Single pharmacy. There are pharmacies that will still try to fill prescriptions for patients with chronic pain and anxiety and those that don’t. Keep a list of pharmacies on hand and give it to your patients. Do not have an in-house pharmacy.

Traveling. As fewer physicians are brave enough to treat pain or addiction now, patients must travel further to find one who does. That makes this criterion the gift that keeps on giving for the DEA.

Appointments. Patients may love this, but apparently the DEA does not. I also think it is not practical for chronic pain patients. Though exceptions must be made for cancer or unexpected events. Get the records and a drug screen when a patient applies to be a patient.
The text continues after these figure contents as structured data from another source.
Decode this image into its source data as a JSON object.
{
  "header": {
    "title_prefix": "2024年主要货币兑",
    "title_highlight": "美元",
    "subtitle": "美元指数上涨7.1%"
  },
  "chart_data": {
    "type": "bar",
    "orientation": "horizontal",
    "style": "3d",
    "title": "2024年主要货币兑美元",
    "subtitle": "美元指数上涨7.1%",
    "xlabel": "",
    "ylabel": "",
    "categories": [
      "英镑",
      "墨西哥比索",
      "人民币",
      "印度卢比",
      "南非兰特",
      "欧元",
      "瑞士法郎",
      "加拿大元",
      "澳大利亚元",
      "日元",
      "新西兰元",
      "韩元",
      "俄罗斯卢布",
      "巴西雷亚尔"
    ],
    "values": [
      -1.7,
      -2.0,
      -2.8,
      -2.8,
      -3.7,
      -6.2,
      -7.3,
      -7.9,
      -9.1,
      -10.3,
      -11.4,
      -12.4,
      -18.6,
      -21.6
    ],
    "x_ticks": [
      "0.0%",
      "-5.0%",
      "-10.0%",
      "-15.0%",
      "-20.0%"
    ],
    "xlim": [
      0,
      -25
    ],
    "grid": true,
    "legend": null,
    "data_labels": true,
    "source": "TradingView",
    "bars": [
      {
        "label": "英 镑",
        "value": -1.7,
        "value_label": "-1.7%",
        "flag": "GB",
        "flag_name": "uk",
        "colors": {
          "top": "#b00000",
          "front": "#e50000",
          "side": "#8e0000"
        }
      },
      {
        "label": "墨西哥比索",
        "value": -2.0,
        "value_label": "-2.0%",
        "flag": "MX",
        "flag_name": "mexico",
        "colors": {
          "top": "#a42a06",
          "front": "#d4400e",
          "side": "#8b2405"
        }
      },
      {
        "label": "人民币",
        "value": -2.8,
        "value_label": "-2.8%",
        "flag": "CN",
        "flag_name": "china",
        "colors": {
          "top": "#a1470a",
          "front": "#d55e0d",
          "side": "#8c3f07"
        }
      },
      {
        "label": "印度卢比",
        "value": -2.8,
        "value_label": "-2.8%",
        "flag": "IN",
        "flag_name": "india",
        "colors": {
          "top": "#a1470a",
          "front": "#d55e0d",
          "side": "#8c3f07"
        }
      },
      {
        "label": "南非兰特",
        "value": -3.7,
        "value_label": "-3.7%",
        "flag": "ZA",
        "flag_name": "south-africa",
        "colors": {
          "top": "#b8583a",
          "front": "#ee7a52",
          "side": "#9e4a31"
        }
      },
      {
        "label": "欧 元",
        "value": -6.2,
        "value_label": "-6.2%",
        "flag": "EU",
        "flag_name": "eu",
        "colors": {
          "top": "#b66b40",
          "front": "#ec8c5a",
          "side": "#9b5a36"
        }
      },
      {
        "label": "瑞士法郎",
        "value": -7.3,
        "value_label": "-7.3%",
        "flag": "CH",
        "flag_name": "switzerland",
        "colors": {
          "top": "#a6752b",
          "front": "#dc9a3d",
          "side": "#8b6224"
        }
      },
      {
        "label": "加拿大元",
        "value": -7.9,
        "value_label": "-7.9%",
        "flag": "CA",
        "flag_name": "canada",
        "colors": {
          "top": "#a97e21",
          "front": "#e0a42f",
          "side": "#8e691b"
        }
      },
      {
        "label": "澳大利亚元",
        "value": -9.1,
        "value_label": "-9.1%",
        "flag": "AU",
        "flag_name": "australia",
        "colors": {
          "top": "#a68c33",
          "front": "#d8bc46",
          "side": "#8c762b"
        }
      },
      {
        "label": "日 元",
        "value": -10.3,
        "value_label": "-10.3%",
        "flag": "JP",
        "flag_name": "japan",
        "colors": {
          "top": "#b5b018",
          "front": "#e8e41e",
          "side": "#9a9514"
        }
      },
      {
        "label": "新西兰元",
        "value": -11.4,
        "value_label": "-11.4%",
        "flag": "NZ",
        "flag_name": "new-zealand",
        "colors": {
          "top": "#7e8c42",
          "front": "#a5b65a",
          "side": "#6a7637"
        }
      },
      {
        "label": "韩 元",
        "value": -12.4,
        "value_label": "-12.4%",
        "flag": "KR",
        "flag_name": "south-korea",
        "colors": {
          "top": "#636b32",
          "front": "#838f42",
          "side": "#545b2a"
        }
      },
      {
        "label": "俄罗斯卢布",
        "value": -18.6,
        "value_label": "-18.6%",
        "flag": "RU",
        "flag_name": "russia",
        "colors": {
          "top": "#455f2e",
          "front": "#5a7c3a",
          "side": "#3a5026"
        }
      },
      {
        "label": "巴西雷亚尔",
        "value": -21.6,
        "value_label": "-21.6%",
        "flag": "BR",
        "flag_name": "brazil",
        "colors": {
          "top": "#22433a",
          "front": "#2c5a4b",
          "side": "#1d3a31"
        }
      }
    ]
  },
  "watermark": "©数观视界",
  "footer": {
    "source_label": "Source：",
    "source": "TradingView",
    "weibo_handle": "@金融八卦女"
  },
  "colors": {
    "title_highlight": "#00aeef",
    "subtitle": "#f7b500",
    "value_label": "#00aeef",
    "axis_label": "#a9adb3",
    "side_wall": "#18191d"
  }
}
Do not accept them for continued care until you have reviewed these.

Armed guards. Again, this is arbitrary. There are neighborhoods where not having an armed guard is inviting disaster. And what about the doctors who have been killed by angry patients? I guess the government’s advice hasn’t changed since the 1950s. Duck and cover.

So there you have it. The twelve criteria, straight from the horse’s mouth, on what makes your practice a pill mill. But this may not be enough. At a recent trial, the jury was told that a clinic was a new breed of stealth pill mill. One that knowingly did not break any of the rules to appear legitimate, while secretly, only treating legacy patients to keep them hooked on opiates. As ludicrous as this may sound to my fellow medical professionals, it worked. I wish you all the best and good luck!

L. Joseph Parker is a research physician.